President Trump repeatedly criticized Warsh’s predecessor, Jerome Powell, for not reducing interest rates more quickly. Do investors expect that Warsh will move to slash rates immediately? I don’t think so.

The Federal Reserve Bank of Atlanta maintains a website that estimates the probability of a rate cut based on option prices on the Chicago Mercantile Exchange. This online tracker has shown a declining market probability of lower rates in recent months, even with Warsh’s confirmation hearings. Investors aren’t looking for a rate hike, though. While the Atlanta Fed’s website shows a slight uptick in the probability of a 25-basis-point rate increase, the market-implied probability is only around 6%.

So what are investors hoping to hear from Warsh in his first press conference as Fed chair? A message of stability, albeit one delivered with a different tone than in the past.

To be sure, Warsh has different ideas about how the Fed should operate than Powell and other Fed chairs have had. Investors would be fooling themselves if they thought that Warsh should bring a high level of continuity.

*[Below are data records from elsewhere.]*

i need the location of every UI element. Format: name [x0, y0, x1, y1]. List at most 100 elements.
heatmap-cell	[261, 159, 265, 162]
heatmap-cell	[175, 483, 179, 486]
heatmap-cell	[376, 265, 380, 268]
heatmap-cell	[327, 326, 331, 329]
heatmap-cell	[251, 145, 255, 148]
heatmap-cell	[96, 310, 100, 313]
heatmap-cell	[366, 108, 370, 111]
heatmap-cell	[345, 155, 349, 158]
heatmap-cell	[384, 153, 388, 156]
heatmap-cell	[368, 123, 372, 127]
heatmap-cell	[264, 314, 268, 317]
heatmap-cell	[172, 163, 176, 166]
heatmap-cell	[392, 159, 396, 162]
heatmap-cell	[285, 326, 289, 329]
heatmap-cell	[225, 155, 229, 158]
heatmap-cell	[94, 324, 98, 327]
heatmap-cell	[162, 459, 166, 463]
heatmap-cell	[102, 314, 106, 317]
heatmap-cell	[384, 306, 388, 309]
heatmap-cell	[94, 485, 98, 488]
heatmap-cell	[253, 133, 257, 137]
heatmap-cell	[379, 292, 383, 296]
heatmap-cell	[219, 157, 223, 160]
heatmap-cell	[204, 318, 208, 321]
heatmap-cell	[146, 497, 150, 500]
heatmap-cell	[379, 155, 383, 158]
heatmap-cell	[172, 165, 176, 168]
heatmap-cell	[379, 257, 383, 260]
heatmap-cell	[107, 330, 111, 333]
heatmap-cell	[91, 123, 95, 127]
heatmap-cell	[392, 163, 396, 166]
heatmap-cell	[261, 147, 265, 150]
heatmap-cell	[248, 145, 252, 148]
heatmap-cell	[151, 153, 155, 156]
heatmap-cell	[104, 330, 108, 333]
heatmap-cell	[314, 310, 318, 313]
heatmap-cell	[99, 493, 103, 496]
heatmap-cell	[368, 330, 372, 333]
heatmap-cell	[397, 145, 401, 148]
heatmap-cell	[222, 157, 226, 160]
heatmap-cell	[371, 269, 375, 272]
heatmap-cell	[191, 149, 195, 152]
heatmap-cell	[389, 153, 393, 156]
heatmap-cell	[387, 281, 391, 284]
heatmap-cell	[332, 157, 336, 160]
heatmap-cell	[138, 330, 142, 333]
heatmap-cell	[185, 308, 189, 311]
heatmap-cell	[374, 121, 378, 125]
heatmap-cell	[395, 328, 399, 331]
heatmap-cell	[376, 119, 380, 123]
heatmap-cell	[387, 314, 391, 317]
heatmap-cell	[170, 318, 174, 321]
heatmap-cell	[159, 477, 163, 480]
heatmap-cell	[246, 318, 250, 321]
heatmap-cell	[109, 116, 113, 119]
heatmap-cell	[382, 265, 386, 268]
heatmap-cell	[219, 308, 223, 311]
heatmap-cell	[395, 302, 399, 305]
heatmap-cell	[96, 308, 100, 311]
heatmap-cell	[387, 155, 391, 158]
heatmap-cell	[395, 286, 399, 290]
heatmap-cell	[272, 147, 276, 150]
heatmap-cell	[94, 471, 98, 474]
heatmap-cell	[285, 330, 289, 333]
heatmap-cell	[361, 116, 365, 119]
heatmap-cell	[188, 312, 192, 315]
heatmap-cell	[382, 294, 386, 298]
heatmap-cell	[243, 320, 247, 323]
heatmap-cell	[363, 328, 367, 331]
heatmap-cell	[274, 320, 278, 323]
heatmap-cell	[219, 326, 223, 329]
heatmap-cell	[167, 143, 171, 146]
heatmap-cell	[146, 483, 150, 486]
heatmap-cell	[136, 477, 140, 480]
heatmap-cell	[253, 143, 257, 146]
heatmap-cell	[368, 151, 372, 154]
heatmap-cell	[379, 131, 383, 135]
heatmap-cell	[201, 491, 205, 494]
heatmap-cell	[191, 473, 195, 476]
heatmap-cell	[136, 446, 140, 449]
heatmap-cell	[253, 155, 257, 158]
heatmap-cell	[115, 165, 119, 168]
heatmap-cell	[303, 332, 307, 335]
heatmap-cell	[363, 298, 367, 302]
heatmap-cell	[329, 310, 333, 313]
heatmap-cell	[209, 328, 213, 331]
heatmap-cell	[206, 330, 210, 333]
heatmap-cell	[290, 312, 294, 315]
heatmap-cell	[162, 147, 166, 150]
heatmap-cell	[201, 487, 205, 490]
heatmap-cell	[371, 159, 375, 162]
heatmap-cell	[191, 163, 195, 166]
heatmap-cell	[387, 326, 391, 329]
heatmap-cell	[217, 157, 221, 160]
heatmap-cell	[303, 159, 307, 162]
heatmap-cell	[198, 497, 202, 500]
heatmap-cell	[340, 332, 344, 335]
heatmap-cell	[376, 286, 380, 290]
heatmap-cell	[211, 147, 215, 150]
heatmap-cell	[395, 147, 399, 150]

However, the fact that the stock market is trading near record highs suggests that no sudden Fed rate hikes are expected. Investors seem to be looking for any changes Warsh attempts to introduce to be gradual, not ones that rock the boat too much.

Potential Warsh wild cards

The market’s hopes that Warsh will be a steady hand at the wheel could be dashed. After all, we’re talking about a man who has publicly called for “regime change” at the central bank.